6. An image feature extraction method, wherein, include: The feature extraction model trained using the method described in any one of claims 1-5 extracts image feature points from an image.
7. An AR navigation method, wherein, include: The method described in claim 6 is used to extract image feature points from real-world images, and AR navigation services are provided for the navigable object based on the extracted image feature points.
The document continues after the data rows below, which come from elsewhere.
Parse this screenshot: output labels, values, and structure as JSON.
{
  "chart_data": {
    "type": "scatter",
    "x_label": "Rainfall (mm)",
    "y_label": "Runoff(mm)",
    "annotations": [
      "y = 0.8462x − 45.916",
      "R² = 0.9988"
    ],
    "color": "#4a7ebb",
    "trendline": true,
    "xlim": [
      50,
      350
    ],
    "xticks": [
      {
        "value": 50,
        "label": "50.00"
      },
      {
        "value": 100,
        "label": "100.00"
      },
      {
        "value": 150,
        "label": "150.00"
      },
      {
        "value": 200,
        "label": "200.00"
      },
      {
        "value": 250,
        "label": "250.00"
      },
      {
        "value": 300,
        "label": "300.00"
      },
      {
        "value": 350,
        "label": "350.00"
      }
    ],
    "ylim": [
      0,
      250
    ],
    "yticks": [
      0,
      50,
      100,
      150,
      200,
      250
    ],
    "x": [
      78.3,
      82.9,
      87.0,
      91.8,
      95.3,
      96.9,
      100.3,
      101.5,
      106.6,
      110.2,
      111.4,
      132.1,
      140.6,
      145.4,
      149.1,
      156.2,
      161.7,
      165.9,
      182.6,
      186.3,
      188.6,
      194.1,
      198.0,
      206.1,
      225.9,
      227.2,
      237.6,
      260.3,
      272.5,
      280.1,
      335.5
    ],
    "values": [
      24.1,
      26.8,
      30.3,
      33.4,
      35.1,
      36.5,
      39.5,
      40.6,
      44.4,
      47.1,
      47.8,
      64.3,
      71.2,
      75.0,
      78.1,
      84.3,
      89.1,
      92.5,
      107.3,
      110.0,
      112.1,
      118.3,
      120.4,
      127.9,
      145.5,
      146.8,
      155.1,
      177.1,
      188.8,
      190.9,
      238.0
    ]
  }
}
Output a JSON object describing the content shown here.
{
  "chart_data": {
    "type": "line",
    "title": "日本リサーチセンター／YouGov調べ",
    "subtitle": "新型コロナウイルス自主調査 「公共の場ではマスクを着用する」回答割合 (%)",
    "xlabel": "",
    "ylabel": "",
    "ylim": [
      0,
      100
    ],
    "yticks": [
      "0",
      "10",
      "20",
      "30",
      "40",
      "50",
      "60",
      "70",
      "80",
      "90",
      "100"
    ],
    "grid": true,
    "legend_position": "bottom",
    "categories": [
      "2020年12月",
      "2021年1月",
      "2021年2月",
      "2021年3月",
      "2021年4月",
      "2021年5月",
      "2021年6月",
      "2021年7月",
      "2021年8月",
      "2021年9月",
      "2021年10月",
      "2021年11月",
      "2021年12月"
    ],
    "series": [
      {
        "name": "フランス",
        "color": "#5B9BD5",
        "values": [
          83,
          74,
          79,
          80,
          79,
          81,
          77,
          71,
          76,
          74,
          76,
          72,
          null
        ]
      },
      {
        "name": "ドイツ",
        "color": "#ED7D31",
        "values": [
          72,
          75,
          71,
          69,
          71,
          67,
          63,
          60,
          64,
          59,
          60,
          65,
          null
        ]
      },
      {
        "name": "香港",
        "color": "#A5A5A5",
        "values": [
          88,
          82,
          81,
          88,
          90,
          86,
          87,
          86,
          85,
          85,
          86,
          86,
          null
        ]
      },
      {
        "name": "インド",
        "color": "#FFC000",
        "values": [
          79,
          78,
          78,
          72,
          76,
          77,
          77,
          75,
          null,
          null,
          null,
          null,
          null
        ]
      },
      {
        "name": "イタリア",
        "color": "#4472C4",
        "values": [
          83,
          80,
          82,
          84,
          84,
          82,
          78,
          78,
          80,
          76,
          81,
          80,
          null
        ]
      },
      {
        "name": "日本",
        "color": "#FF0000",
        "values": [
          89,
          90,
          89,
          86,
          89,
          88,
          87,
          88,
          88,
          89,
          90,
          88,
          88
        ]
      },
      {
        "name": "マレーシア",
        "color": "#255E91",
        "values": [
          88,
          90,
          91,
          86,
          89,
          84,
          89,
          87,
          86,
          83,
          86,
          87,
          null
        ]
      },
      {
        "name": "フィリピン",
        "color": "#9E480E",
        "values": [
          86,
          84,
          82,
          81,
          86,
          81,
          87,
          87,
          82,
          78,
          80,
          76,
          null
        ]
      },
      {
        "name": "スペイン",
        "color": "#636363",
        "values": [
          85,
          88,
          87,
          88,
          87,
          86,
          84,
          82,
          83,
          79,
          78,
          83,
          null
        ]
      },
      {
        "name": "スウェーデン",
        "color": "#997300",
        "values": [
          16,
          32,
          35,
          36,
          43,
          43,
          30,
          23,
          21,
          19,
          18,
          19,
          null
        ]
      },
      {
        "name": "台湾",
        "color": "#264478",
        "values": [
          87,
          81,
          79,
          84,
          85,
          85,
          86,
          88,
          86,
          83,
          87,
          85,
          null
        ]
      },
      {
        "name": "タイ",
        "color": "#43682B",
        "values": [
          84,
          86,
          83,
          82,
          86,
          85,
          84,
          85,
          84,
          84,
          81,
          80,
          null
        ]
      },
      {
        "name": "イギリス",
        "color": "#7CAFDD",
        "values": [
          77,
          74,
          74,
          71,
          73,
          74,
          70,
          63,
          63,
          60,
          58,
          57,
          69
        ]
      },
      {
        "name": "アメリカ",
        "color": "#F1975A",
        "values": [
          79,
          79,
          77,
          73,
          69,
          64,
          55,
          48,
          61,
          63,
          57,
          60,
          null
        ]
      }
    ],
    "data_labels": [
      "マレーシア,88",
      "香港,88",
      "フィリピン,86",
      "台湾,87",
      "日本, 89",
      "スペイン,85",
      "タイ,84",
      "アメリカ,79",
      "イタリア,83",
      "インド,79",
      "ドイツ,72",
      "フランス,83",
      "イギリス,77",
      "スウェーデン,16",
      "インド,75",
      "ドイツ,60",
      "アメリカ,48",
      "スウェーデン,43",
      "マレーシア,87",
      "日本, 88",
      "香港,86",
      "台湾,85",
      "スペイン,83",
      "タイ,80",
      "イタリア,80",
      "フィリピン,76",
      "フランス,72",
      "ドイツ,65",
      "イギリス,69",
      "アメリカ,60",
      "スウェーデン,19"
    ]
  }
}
8. A fine-tuning training device for a feature extraction model, wherein, include: The first acquisition module is configured to acquire fine-tuned training images, which are unlabeled. The first extraction module is configured to extract image feature points of the fine-tuned training image using a pre-trained feature extraction model. The removal module is configured to remove image feature points belonging to the background region of the fine-tuned training image, and use the retained image feature points as annotation labels for the fine-tuned training image. The first training module is configured to fine-tune the pre-trained feature extraction model using the fine-tuned training image and the labeled tags, so that the feature extraction model has the ability to recognize image feature points in the background region of the image.
9. An electronic device, wherein, The method includes a memory, a processor, and a computer program stored in the memory, wherein the processor executes the computer program to implement the method of any one of claims 1-7.
10. A computer program product comprising computer instructions, wherein, When executed by a processor, the computer instructions implement the method described in any one of claims 1-7.